UPDATE: This appears to be a bug specifically related to 4.0.10. The following is a work around in system/local/inputs.conf
[monitor:///home/ops/splunk/var/log/splunk]
disabled=true
It looks like the entry in system/default is clobbering the more granular entries in SplunkLightForwarder/default. The output of splunk list monitor seems to be broken as well
I'd like to index the splunkd.log for remote troubleshooting but I can't get my light forwarders to forward the log. Here's the btool output (with unrelated stuff removed):
[root@neil bin]# ./splunk cmd btool --debug inputs list
system [default]
system _rcvbuf = 1572864
system host = myforwarder
system index = default
system [monitor:///home/ops/splunk/var/log/splunk]
system _rcvbuf = 1572864
system host = myforwarder
system index = _internal
SplunkLigh [monitor:///home/ops/splunk/var/log/splunk/splunkd.log]
SplunkLigh _TCP_ROUTING = *
system _rcvbuf = 1572864
system host = myforwarder
maint index = _internal
maint sourcetype = splunkd
atti-linux [monitor:///var/log]
system _rcvbuf = 1572864
atti-linux _whitelist = (auth$|cron$|kern$|lpr$|maillog$|user$|local$)
system host = myforwarder
system index = default
system [splunktcp]
system _rcvbuf = 1572864
system host = myforwarder
system index = default
system route = has_key:_utf8:indexQueue;has_key:_linebreaker:indexQueue;absent_key:_utf8:parsingQueue;absent_key:_linebreaker:parsingQueue
I tried changing the index, no dice. From what I can tell, the /var/log/splunk entry clobbers the more specific one which says to include the entire var/log/splunk directory. When I run "splunk list monitor" it prints out the entire var/log/splunk dir except splunkd.log!
[root@neil-search etc]# ../bin/splunk list monitor
Monitored Directories:
$SPLUNK_HOME/var/log/splunk
/home/ops/splunk/var/log/splunk/audit.log
/home/ops/splunk/var/log/splunk/btool.log
/home/ops/splunk/var/log/splunk/metrics.log.1
/home/ops/splunk/var/log/splunk/metrics.log.2
/home/ops/splunk/var/log/splunk/metrics.log.3
/home/ops/splunk/var/log/splunk/metrics.log.4
/home/ops/splunk/var/log/splunk/migration.log.2010-03-23.00-14-09
/home/ops/splunk/var/log/splunk/migration.log.2010-03-23.17-02-12
/home/ops/splunk/var/log/splunk/migration.log.2010-03-26.18-58-16
/home/ops/splunk/var/log/splunk/searchhistory.log
/home/ops/splunk/var/log/splunk/splunkd_access.log
/home/ops/splunk/var/log/splunk/splunkd_stderr.log
/home/ops/splunk/var/log/splunk/splunkd_stdout.log
/home/ops/splunk/var/log/splunk/splunklogger.log
For clarification, this is applies to Lightweight Forwarder. The default expected behavior (LWF forwards its internal logs as default) is not working in version 4.0.x. The workaround is to create a monitor input for the Splunk logs directory and whitelist specific files in the $SPLUNK_HOME/etc/apps/SplunkLightForwarder/local/inputs.conf:
[monitor://$SPLUNK_HOME/var/log/splunk]
_TCP_ROUTING = *
_whitelist = (splunkd|metrics|license_audit)\.log$
Note: This is working without additional configuration in version 4.1.

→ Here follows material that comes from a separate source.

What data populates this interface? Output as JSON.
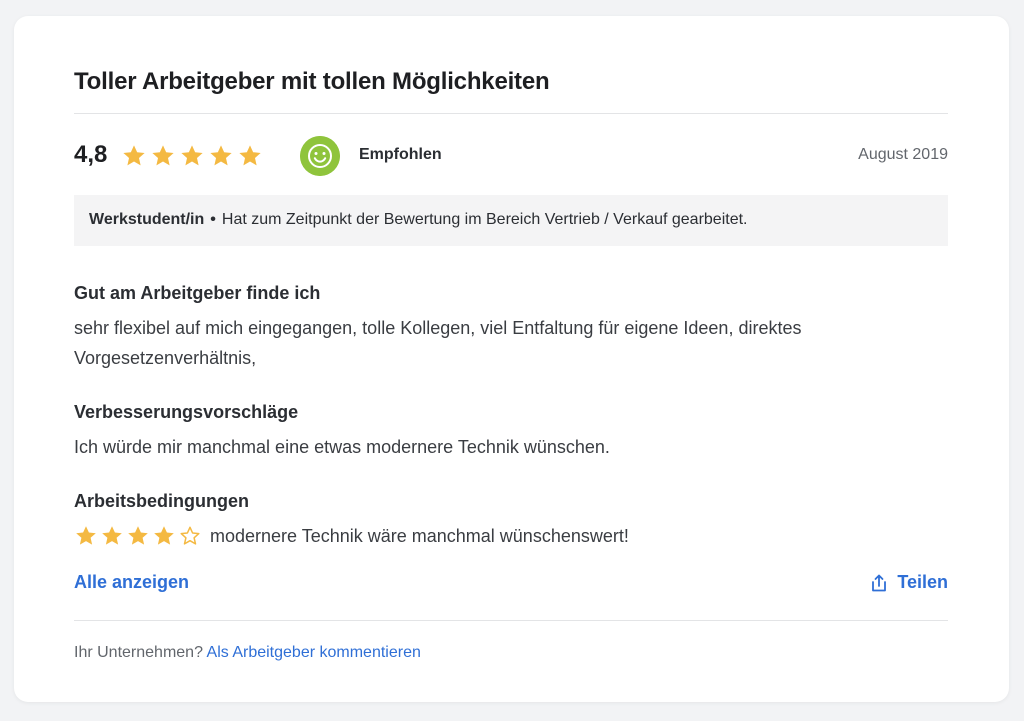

Oreoshake, your reasoning is correct. The reason the SplunkLightForwarder/defaults are not working is because they are overridden by system/defaults. Thus, the desired configuration needs to be moved to a local/inputs.conf.
As mentioned, this could be a bug. It would be useful if you can post the version you are encountering this behavior in so we can pinpoint whether you are encountering a bug.
For clarification, this is applies to Lightweight Forwarder. The default expected behavior (LWF forwards its internal logs as default) is not working in version 4.0.x. The workaround is to create a monitor input for the Splunk logs directory and whitelist specific files in the $SPLUNK_HOME/etc/apps/SplunkLightForwarder/local/inputs.conf:
[monitor://$SPLUNK_HOME/var/log/splunk]
_TCP_ROUTING = *
_whitelist = (splunkd|metrics|license_audit)\.log$
Note: This is working without additional configuration in version 4.1.